Imagine you’re a parent (this is less of a stretch for those of you who already have children). Your child is growing up in a world in which people use cell phones to check email and rely on GPS narration to guide them through unfamiliar territory. And of course, the ubiquity of computer and video games is unavoidable.
So, do you let your kids play them?
Let’s face it. The game industry is growing. Computer and video games are published every day. Story lines are becoming more complicated, and gameplay mechanics are changing. Often, toddlers as young as 2 years old play computer games or iPhone games on a regular basis. Isn’t this harmful?
According to Marc Prensky, the contrary is true. Kids can actually learn more positive and useful things from computer and video games than from school, depending on how teachers and parents moderate kids’ gameplay experiences.

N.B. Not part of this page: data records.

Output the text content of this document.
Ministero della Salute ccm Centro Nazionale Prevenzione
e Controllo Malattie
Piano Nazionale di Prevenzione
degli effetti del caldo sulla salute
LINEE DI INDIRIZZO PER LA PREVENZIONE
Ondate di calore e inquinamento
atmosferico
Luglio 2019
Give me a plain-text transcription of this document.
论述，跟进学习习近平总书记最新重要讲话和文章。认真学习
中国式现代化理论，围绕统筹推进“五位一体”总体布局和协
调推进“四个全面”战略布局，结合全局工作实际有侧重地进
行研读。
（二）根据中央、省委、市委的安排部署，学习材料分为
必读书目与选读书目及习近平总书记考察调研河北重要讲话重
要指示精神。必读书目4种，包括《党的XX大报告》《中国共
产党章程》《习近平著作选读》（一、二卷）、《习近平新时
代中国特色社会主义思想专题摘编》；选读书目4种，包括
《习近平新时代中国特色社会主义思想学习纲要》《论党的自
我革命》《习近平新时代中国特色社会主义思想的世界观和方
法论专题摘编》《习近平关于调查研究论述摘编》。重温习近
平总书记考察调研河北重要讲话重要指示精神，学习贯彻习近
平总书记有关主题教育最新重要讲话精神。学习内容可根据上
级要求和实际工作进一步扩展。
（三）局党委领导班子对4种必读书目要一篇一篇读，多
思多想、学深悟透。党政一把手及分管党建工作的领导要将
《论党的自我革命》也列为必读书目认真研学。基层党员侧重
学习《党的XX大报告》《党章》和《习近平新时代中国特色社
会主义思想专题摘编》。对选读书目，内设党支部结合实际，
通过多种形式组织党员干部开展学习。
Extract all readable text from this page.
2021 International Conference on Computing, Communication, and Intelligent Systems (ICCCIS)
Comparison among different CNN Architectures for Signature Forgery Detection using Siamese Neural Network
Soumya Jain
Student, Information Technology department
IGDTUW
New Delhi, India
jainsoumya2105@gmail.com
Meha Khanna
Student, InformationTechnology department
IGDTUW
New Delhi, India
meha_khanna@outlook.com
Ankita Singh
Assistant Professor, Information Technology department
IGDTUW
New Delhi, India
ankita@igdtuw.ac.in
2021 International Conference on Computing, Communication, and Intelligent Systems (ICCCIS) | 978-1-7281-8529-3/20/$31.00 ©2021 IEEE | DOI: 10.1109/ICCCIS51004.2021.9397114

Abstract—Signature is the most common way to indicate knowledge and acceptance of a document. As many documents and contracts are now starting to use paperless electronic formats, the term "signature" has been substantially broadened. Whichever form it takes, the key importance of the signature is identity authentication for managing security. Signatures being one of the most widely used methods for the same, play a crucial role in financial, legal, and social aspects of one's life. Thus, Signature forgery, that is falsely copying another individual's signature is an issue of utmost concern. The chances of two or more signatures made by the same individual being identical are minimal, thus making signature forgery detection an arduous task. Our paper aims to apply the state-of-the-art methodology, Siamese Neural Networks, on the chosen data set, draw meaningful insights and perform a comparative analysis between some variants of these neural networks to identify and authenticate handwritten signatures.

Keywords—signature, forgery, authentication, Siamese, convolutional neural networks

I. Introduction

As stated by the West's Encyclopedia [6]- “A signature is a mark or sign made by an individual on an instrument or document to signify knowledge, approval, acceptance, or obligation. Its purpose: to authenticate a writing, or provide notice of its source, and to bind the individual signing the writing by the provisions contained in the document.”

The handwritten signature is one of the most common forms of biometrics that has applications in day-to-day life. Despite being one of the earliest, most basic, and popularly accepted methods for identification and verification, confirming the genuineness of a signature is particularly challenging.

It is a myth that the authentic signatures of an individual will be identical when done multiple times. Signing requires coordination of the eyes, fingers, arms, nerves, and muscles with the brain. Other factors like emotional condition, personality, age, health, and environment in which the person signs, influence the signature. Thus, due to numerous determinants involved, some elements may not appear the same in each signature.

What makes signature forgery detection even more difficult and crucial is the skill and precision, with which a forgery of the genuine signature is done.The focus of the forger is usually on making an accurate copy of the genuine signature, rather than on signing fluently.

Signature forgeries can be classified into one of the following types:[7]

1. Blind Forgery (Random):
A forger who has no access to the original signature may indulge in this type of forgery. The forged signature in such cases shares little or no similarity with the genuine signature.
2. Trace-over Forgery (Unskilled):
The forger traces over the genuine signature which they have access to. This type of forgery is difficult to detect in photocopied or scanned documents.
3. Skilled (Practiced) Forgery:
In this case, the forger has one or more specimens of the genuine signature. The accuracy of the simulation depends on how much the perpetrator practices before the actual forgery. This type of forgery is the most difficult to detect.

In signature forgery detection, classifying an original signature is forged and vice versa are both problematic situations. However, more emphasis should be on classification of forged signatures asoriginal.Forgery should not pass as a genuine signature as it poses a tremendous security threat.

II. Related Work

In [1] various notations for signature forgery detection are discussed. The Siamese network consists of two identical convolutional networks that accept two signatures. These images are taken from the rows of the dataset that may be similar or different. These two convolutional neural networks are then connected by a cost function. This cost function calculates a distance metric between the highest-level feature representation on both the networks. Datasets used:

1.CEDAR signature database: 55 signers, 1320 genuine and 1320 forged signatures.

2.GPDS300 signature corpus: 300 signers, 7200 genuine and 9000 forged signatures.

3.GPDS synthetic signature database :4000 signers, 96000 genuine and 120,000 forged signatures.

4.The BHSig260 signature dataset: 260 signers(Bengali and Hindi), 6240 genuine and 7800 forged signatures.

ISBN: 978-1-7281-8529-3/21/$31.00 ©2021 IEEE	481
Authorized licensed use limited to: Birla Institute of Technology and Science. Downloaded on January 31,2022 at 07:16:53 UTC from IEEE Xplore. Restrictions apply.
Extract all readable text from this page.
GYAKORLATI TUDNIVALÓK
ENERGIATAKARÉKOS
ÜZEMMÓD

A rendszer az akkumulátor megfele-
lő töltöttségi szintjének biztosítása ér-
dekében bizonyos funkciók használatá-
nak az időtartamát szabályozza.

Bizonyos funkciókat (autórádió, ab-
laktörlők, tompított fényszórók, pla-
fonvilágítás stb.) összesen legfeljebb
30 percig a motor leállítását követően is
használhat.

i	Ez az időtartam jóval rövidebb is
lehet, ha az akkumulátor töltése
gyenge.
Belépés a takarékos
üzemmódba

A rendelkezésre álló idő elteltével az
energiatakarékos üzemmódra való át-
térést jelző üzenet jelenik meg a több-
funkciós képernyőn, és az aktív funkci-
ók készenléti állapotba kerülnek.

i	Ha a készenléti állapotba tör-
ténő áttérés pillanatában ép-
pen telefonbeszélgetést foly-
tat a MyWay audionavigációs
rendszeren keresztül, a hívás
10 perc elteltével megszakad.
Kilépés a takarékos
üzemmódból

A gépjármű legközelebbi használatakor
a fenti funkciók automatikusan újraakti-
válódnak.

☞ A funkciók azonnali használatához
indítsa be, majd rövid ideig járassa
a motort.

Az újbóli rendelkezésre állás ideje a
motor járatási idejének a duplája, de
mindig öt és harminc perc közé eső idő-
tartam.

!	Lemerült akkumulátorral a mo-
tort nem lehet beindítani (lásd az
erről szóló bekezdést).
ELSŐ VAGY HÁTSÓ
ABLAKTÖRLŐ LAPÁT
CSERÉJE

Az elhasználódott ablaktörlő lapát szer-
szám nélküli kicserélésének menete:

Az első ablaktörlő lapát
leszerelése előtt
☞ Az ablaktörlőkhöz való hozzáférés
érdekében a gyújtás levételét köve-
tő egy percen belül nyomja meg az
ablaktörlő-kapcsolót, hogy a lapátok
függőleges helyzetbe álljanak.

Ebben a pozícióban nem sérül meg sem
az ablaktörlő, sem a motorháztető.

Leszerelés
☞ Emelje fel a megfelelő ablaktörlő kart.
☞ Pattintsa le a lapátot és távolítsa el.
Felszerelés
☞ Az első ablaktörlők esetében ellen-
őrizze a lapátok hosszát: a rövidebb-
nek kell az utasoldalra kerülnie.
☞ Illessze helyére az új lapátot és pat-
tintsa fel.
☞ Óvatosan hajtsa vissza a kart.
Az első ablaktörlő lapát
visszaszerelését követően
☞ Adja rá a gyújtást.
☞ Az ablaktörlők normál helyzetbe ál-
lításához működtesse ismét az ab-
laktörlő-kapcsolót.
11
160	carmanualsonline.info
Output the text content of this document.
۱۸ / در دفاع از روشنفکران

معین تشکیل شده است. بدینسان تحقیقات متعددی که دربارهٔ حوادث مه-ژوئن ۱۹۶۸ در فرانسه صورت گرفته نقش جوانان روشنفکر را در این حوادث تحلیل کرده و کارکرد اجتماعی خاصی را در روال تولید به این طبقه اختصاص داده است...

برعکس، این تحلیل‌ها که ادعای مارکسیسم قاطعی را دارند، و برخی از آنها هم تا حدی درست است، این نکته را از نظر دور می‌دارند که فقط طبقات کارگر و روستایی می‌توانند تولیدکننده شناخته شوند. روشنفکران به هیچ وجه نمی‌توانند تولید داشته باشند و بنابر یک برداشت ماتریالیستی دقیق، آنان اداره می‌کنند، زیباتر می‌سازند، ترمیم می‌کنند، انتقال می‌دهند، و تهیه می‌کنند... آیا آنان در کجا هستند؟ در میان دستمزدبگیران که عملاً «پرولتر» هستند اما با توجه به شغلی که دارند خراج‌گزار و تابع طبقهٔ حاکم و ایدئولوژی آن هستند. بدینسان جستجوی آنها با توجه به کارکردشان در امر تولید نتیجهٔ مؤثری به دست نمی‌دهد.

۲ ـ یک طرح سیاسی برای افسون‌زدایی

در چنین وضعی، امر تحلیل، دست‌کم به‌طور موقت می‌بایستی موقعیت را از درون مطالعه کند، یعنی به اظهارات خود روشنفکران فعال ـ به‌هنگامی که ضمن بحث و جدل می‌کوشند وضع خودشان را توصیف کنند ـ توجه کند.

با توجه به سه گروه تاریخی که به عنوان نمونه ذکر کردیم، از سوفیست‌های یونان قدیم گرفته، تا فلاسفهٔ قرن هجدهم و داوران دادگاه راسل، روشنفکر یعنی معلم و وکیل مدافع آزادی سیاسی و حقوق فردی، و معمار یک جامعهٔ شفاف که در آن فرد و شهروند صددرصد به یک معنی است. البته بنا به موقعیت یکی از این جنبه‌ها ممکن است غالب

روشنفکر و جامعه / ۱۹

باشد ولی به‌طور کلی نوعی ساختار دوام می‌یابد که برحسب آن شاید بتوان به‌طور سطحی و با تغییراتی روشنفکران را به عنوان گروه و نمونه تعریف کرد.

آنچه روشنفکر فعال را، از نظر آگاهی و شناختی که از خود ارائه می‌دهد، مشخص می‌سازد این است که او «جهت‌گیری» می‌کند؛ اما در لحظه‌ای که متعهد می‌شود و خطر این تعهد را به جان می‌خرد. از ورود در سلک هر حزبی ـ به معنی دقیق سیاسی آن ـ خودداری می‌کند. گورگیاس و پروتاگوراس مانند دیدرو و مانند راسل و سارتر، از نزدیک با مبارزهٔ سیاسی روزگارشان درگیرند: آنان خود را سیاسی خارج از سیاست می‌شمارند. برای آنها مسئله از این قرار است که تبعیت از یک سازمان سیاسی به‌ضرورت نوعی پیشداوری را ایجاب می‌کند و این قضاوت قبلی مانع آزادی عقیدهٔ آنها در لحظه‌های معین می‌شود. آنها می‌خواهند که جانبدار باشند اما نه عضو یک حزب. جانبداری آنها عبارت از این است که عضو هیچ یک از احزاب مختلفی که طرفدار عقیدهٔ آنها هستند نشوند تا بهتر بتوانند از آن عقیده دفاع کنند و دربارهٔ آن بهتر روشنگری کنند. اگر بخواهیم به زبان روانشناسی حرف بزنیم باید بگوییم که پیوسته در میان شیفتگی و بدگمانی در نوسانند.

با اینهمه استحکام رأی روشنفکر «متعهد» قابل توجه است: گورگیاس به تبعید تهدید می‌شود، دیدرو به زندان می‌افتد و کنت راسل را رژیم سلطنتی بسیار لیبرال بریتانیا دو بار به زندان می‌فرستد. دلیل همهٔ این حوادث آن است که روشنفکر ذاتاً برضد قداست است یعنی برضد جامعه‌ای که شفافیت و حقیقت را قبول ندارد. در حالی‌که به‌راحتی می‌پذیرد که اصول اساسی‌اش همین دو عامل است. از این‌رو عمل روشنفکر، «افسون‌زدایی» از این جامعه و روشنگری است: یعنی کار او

Think about how much attention and energy kids devote to computer and video games. Now compare that to the attention and energy they put forth in the classroom. I can assure you that there are as many kids catching Z’s in the classroom as there were back in the “old days” before classrooms had interactive white boards and computers. But why? What’s the draw of video games?
For one, kids, just like adults, love challenges. Give a kid an overly easy assignment, and you’ll catch them throwing paper airplanes soon after, counting down the minutes until recess. Give a kid a challenging assignment with the proper tools and scaffolding to help them complete it, and you get a focused and excited student.
In addition, kids love getting better at stuff. Think about common pastimes from childhood, like jumping rope. Why did we enjoy doing it over and over again? Because we could feel ourselves getting better, or, as they say in the game world, we got the chance to level up.
Without a doubt, the current body of research supporting the positive effects of computer and video games lacks depth and longitudinal analysis, largely because computer and video games are only a few decades old. However, Prensky’s findings are promising. Why fight with your kids when you can give them what they want knowing that it’s good for them? Everyone can win.